Fiasco is a game that does away with the GM. The structure of the game and its plot is almost entirely created by the players (with some the help of some random rolls). The aspect of the game I found interesting is how the characters are connected together. What happens is that a number of six sided dice are rolled and these are dice are chosen by each player in turn and used to decide the relationship between two players (not necessarily including the one doing the choosing). So in a game with Adam, Beth, and Carl, Carl could pick an available die and use that to establish a relation between Adam and Beth or himself and Beth. Each relation has a type (set by the first die used on that relationship) and a specific relation within that type (set by a second die).

So in my Amber campaign, I used the same rough idea. After the main character creation section but before we began play, each player was allowed to establish 2 relationships between any two characters. These include the initial set of non-player characters (NPCs). To supplement for the fact that I added these extra characters to the mix, I (as GM) also set some relations, mostly between the NPCs. I decided to keep the specific relation as the choice of those those personally involved in the relationship. Partly I did this to keep the specifics secret, thus adding to the intrigue, and partly to not infringe on the players’ image of their characters.

Here are the relationship types I used and some specific examples I gave them to spark their imaginations:

Rivalry

  • Over a Woman (or a Man) 
  • In Business 
  • In the Mystical Arts 
  • For the Throne 
  • In a Game of Chance 
  • In Battle 

Friendship

  • I've known her since we were kids 
  • I saved his life once 
  • We served together in the war 
  • Gambling Partners 
  • Separated by time and distance 
  • Best friends since yesterday 

Family

  • Close friend of the family 
  • Siblings/Half Siblings 
  • Parent and child 
  • A Close Uncle/aunt and nephew/niece 
  • Friendly Cousins 

Professional

  • Apprentice/Master 
  • Students of the same teacher 
  • Comrades in Arms 
  • Went to school together 
  • Worked at the same firm/government agency 
  • Belong to the same country club/secret society 

Conspirators

  • Secretly allied, publicly enemies 
  • Secretly enemies, publicly friends 
  • A cabal to conquer a world (or Amber…) 
  • We buried the body together 
  • Secretly works for an enemy of Amber 
  • Keepers of a dark secret 

Supernatural

  • I killed a duplicate of him once 
  • We took shelter from the same Shadow Storm 
  • We are followed by the same magical creature (ghost, fairy, demon, unicorn,..) 
  • We found a secret universe when we were young 
  • She has a trump of me but don't know where she received it 
  • Victims of a death curse 
In actual play, the results were fairly good. Two characters became rivals (partly over their tactical skill, partly because one was after the others’ sister), others were covering up murders, one was the childhood nanny of another, yet another was mysteriously contacted, and so on. Enough skeletons were seeded to sow distrust and establish shaky alliances.

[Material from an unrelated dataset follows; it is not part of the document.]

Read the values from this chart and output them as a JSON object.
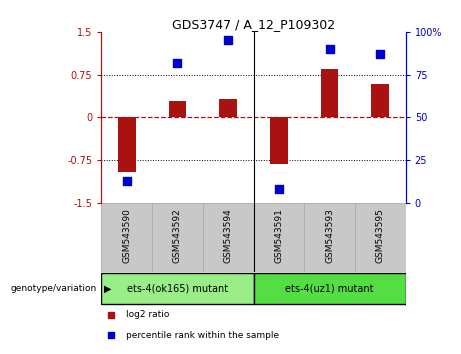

I think the mechanism would be good for any system that relies on a complex social dynamic where a rich history is needed. So anything ranging from political campaigns to soap operas to a game set well after the heroes have established themselves. In particular something like this would be nice any game of Vampire (either the Masquerade or the Requiem).

There are a number of other similar experiments I’d like the try in the future such as incorporating Microscope’s history creation system or the One Ring’s travel mechanics. I’m also interested to see what ideas for transplanting mechanics you've had and how it went. Let me know below.